La résolution 1973 derrière laquelle s’est abrité l’OTAN pour mener les opérations militaires en soutien aux forces insurgées du CNT, reposait sur un principe de droit international qui, appliqué à bon escient, reste un impératif face à la tyrannie des Princes aliénés par l’usure du pouvoir : la responsabilité de protéger. Celle-ci se voulait le passage obligé pour que la Libye, une fois libérée de l’Ogre des Sables qui lui servait de Guide, retrouve le chemin de la justice, celui de l’État de droit. Les insurgés, sous le label du CNT, faisaient au reste du monde, je veux dire aux Occidentaux, la promesse des lendemains meilleurs. Ils promettaient un futur où le règne de l’arbitraire et les exécutions sommaires si chères à Kadhafi laisseraient la place à un État où les criminels présumés seraient traduits devant une justice indépendante, jugés, puis condamnés ou acquittés selon le cas. C’est en vertu de cet espoir en toile de fond du fameux « printemps arabe » que j’ai salué l’action de l’OTAN et souhaité, comme d’autres, la chute du dictateur. C’est en vertu de cet espoir que je me suis senti libyen le jour où Kadhafi s’est sauvé de son « imprenable » résidence de Bab al-Aziziya à Tripoli, tombée aux mains des insurgés venus de la Cyrénaïque. Force est de reconnaître qu’au lendemain de la mort du colonel mégalo, je ne suis pas plus rassuré et pour cause !

Pas de justice pour les ennemis de la justice ?

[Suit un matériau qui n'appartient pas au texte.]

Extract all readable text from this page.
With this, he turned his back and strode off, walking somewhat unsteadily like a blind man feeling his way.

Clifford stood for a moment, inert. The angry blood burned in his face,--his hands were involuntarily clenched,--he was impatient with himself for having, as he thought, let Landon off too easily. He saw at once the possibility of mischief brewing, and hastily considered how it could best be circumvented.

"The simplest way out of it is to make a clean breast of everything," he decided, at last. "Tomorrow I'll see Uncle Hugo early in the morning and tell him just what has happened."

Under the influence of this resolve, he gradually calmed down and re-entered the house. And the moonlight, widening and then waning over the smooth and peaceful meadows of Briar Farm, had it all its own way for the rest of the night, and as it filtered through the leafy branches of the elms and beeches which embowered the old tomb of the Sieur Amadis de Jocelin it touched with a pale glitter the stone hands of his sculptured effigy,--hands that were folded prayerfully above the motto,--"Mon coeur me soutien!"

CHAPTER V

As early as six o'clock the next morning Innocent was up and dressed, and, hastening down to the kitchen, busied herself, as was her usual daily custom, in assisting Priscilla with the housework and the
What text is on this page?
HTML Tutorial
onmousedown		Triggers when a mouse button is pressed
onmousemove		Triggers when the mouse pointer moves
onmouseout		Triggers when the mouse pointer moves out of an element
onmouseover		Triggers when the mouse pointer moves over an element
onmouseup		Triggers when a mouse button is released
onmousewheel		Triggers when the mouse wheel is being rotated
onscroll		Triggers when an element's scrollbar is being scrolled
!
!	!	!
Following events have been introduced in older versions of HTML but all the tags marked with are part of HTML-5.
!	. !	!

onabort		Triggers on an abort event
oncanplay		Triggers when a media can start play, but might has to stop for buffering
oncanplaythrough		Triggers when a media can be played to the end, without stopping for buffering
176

Avec les images du lynchage de Kadhafi après que ses ennemis l’aient capturé, je note que « la révolution libyenne » a manqué son rendez-vous test avec l’histoire de la Libye nouvelle qu’elle voudrait bâtir. Alors qu’ils avaient là l’occasion de prouver au peuple libyen, à l’Afrique et au reste du monde, que la nouvelle Libye réhabiliterait la justice et respecterait les droits de l’Homme, les nouveaux maîtres de Tripoli ont choisi la voie facile de la vengeance. Ils ont opté pour la voie périlleuse des exécutions extrajudiciaires que chérissait tant l’ancien despote qu’ils ont combattu pour ce motif précisément et pour d’autres motifs relevant tout autant de la barbarie. Qu’on ne vienne pas nous dire qu’une fois qu’ils avaient maîtrisé le fugitif, ils n’avaient aucun moyen de préserver sa vie. Les vidéos postées à tout va sur Internet se passent de commentaires. On y découvre ainsi que comme hier l’administration Obama, les hommes du CNT semblent convaincus que les cours et tribunaux sont faits pour des hommes sympathiques et que les méchants, tels Oussama Ben Laden ou Mouammar Kadhafi, ne méritent qu’humiliations et exécutions sommaires, loin des palais de justice. Après le bien connu « pas de liberté pour les ennemis de la liberté » de Saint-Just, place désormais au « pas de justice pour les ennemis de la justice ». Tout cela ne fait pas présager d’un avenir des plus rassurants dans la Lybie post-Kadhafi et je ne demande qu’à être contredit par l’histoire.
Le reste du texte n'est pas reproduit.